About Urban Food Agenda

By 2050, two-thirds of the global population is forecast to live in urban areas. If managed well, urbanization can be a positive force for change: it can help ensure food security and good nutrition for all, healthy urban environments and foster territorial development and job creation. However, there are signs that the exponential growth of towns and cities is leading to growth in slum areas and rising rates of food insecurity and malnutrition, including alarming levels of obesity.

Urban food systems often do not deliver adequate and nutritious food for all. They can also be the cause of environmental damage and exploitation of the most vulnerable. FAO’s Urban Food Action programme aims to transform urban food systems to make them more sustainable and improve nutrition by working with sub-national and local governments.
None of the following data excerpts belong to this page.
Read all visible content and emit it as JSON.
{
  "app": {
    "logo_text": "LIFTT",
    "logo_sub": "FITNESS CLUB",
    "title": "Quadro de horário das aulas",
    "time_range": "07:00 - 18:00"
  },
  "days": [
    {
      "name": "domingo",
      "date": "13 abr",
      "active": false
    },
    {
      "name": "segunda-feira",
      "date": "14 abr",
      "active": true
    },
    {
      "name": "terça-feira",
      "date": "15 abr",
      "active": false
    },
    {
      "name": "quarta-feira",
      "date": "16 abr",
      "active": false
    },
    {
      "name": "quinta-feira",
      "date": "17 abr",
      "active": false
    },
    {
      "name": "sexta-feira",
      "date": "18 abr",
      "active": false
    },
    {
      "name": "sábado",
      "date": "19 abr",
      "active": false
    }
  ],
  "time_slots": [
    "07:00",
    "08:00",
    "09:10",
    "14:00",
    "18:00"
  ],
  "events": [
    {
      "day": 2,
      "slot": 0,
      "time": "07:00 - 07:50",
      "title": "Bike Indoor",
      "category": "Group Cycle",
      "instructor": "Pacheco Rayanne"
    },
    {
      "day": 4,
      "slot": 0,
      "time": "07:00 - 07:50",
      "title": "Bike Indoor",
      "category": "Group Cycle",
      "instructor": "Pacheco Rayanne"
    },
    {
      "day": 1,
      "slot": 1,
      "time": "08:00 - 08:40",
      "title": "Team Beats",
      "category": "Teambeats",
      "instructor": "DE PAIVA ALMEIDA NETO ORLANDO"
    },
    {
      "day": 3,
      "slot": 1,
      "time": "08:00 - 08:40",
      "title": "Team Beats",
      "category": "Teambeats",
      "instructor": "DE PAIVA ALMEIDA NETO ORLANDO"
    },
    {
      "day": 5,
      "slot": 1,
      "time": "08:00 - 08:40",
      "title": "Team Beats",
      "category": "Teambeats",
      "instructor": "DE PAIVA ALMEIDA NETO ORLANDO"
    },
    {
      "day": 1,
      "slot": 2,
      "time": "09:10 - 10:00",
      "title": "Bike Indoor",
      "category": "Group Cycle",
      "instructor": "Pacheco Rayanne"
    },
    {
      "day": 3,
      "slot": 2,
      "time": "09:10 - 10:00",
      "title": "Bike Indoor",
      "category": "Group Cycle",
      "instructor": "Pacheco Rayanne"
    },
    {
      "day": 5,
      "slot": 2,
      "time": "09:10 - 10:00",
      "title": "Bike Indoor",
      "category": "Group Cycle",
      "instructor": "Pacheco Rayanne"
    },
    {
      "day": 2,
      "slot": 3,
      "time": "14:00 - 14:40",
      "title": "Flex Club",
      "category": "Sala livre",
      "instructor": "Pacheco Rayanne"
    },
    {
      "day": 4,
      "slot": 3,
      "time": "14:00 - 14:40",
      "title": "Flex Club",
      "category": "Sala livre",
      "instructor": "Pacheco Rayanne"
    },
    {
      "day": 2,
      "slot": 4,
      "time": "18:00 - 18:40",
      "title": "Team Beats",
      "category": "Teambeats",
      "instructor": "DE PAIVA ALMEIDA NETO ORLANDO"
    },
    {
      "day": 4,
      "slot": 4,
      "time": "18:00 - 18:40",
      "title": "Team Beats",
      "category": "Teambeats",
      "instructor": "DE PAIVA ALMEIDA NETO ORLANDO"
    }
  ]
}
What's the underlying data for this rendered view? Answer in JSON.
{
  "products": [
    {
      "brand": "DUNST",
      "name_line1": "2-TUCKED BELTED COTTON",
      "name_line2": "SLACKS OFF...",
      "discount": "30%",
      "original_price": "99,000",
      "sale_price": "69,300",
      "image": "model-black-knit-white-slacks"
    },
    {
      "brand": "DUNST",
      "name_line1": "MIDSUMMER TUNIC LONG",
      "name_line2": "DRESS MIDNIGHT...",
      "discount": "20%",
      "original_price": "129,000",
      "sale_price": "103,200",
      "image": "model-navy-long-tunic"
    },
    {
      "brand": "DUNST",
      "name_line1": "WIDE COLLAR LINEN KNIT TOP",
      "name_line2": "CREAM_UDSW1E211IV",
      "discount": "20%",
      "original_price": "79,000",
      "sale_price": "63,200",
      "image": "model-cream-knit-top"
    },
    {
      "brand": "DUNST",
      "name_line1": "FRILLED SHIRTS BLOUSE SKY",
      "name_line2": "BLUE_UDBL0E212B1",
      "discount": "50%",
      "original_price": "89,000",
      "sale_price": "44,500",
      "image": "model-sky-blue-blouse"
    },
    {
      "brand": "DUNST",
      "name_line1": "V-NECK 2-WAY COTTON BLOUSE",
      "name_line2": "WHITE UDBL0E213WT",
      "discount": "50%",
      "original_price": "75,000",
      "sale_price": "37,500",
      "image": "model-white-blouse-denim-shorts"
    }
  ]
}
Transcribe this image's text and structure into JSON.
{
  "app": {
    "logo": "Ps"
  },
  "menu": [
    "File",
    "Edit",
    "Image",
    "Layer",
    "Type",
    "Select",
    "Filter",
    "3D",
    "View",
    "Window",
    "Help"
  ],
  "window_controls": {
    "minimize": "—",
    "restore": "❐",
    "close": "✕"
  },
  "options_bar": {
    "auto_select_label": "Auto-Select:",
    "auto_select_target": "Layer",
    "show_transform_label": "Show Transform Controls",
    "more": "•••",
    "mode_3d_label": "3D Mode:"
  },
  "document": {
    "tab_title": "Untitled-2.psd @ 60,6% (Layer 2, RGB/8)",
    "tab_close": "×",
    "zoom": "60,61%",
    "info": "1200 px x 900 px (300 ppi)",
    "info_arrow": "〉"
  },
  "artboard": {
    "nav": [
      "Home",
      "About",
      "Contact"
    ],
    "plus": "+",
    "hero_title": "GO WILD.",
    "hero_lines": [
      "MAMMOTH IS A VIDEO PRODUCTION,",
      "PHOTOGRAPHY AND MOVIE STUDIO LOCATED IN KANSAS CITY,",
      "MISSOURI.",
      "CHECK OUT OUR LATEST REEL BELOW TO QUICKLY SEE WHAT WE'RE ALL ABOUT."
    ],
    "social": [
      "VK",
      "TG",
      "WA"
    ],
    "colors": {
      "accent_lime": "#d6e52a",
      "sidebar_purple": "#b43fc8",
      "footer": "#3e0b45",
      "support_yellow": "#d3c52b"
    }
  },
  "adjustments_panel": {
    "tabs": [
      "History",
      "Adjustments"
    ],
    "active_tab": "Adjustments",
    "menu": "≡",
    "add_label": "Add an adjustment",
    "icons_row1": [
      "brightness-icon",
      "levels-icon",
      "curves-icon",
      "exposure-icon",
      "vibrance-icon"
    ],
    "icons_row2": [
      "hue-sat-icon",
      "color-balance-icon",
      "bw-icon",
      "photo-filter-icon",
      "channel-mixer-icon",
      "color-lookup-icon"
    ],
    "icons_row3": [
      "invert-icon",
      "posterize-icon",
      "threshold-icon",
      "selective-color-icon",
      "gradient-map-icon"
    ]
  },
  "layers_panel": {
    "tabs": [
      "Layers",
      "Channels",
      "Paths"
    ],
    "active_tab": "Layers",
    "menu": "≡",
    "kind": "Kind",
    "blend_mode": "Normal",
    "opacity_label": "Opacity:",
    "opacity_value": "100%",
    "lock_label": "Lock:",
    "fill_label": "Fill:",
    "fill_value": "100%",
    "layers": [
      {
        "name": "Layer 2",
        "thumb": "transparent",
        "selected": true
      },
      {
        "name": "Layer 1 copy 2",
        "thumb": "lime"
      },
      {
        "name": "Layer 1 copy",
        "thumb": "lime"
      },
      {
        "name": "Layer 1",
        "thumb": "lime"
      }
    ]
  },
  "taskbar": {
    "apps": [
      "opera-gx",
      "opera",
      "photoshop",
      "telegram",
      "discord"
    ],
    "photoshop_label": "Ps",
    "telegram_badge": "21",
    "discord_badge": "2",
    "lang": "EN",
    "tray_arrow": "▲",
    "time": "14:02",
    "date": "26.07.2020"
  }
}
In partnership with UN agencies, international and local stakeholders, the programme aims to break down the rural-urban divide and promote sustainable food-system thinking. The programme supports policy design and planning through effective food governance mechanisms that mobilize actors at all levels, enhances capacities (including through city-to-city collaboration) and aims to attract investment to make urban environments and their surrounding areas more resilient and sustainable.

FAO 2030 Vision for the Urban Food Agenda promotes resilient, integrated, sustainable and inclusive food systems, able to ensure that all people in all places are free from hunger and all forms of malnutrition. This vision can only be achieved through coordinated policies, plans and action by different levels of government, institutions and stakeholders involved in urban and territorial development 

FAO works to support decision-makers at global, national and local/urban levels in order to address the challenges in providing safe and nutritious food for all, safeguarding the environment and strengthening the resilience of people and systems. In particular, FAO acknowledges the key role that urban and local governments can play in transforming food systems and calls for actions to strengthen their role and capacities.